Boldaş, depremin olumsuz etkilerini en aza indirmek için yapılması gereken çalışmaları şöyle sıraladı;
"-Ülkemizin yıllar içinde enkaz altında kalmaması için bilimin, tekniğin ve doğanın sesine kulak vermeliyiz.
-Kentsel dönüşüm adı altında yürütülen süreç rantsal dönüşüme kurban edilmemeli ve deprem tehdidi altındaki yerleşimlerin dönüşümü doğru bir şekilde sağlamalıdır.
-Sivil toplum örgütleriyle kamu hizmetlerini tam ve eksiksiz koordinasyonunu sağlamak için dayanışma mekanizmaları oluşturulmalıdır.
-Denetim kuruluşları ile müteahhit veya yapı sahibi arasında herhangi bir mali ve idari bağlantının olmaması gerekiyor. Bu hizmetinin mali karşılığını ya devret tarafından ödenmeli ya da devlet aracılığıyla tahsil edilmelidir.

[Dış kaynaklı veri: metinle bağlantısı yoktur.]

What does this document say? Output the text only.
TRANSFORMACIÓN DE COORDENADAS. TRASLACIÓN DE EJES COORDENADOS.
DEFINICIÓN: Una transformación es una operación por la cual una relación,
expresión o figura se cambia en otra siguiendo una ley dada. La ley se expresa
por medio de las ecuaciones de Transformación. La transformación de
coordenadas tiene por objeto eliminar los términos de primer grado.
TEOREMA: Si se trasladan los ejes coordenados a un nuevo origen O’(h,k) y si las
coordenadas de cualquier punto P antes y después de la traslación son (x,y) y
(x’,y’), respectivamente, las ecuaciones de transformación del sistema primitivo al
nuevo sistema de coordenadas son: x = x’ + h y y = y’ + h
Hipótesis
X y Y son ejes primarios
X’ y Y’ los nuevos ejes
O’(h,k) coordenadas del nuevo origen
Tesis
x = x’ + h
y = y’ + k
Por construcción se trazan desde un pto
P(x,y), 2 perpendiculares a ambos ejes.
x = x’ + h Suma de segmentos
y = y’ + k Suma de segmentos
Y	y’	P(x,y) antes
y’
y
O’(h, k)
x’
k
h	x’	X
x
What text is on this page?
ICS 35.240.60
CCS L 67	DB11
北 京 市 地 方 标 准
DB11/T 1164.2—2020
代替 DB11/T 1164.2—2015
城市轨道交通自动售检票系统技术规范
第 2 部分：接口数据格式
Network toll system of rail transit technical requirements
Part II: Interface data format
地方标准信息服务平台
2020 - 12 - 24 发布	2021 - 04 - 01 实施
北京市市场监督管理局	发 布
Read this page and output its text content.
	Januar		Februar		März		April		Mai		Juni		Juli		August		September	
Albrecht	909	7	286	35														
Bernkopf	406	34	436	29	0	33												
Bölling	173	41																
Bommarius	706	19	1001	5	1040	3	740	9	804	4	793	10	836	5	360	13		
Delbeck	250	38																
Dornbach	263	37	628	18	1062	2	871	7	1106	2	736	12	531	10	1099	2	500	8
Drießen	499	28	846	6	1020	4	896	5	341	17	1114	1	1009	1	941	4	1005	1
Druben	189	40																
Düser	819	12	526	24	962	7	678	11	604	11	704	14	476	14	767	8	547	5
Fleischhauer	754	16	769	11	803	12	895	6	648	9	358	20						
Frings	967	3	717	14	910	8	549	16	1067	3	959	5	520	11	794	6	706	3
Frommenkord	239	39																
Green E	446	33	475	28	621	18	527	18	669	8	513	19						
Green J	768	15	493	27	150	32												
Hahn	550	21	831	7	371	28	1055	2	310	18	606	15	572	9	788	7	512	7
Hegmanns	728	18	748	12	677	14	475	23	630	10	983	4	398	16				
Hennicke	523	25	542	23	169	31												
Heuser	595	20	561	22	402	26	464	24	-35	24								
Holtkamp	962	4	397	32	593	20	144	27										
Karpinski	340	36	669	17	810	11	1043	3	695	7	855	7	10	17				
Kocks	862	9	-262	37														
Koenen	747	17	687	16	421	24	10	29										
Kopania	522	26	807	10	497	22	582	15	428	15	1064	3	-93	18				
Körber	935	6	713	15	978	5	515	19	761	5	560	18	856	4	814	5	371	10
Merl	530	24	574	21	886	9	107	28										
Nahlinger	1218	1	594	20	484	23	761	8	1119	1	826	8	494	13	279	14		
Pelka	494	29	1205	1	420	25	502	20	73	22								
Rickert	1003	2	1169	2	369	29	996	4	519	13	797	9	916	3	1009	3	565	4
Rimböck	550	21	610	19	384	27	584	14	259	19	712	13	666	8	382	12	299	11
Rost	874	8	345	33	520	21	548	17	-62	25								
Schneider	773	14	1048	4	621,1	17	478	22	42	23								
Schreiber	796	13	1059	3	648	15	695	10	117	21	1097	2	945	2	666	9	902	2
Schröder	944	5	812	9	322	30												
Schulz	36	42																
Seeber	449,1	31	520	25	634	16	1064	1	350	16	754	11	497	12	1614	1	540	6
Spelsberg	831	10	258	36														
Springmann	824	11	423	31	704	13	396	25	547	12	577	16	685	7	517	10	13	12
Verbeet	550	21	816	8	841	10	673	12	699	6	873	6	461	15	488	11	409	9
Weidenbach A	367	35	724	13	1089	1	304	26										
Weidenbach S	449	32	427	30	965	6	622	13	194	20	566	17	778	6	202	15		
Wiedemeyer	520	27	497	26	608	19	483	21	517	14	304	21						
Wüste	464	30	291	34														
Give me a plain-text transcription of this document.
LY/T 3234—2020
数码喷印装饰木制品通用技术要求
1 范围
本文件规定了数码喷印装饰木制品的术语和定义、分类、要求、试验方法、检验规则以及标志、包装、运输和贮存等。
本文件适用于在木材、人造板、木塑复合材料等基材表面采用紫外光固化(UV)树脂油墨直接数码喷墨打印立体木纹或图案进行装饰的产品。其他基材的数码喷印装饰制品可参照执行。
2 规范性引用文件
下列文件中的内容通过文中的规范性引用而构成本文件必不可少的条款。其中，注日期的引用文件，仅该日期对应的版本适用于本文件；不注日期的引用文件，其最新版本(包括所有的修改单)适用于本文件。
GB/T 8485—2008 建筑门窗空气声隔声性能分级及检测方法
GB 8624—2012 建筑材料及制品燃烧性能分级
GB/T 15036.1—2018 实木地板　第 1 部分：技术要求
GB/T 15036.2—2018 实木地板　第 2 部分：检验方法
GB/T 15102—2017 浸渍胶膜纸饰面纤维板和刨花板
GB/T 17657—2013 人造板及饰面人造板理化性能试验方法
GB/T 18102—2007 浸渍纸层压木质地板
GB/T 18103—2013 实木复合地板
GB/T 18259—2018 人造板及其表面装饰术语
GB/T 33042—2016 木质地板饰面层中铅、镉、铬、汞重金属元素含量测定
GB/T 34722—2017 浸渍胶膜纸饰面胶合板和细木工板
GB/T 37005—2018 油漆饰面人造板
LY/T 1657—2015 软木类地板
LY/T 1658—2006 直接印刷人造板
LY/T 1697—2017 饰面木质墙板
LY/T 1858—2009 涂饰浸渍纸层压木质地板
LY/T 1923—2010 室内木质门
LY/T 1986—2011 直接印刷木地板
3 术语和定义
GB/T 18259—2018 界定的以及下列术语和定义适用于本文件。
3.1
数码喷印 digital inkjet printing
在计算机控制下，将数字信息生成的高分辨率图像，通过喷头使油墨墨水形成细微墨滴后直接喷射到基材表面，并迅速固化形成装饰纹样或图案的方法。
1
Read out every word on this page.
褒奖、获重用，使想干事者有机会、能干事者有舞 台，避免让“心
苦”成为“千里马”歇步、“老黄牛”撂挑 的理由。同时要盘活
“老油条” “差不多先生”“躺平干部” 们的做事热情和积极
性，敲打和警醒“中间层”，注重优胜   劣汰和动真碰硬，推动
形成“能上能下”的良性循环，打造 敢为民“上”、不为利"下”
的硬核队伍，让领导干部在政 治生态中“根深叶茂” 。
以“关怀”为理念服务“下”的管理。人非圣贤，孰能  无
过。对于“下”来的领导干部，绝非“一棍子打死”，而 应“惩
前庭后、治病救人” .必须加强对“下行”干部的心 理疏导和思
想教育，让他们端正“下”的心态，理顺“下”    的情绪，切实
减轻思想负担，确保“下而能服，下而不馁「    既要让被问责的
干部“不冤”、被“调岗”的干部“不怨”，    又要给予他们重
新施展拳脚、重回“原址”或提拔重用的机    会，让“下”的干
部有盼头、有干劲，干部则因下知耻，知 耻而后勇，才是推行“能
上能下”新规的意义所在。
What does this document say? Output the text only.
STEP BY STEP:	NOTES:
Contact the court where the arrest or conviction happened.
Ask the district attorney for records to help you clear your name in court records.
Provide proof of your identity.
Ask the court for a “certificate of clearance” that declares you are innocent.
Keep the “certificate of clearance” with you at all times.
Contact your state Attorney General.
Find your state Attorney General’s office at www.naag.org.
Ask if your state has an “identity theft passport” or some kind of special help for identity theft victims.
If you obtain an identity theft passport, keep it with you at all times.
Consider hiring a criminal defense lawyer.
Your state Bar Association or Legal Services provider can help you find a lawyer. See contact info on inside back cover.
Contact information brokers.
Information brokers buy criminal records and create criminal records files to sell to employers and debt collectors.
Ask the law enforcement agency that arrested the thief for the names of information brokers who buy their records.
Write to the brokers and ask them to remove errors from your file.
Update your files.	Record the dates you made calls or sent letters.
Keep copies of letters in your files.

-Altında fırın olan binaların risk analizlerinin çok acilen yapılması gerekiyor. Fırının verdiği ısı hem yapının dayanım kalitesini etkiler, hem de yıkım durumunda yangına da sebebiyet verir.
-Yedisu’da ulaşım sıkıntısı yaşanıyor. Olası bir depremde Yedisu’ya ulaşımın iyi planlanması gerekiyor."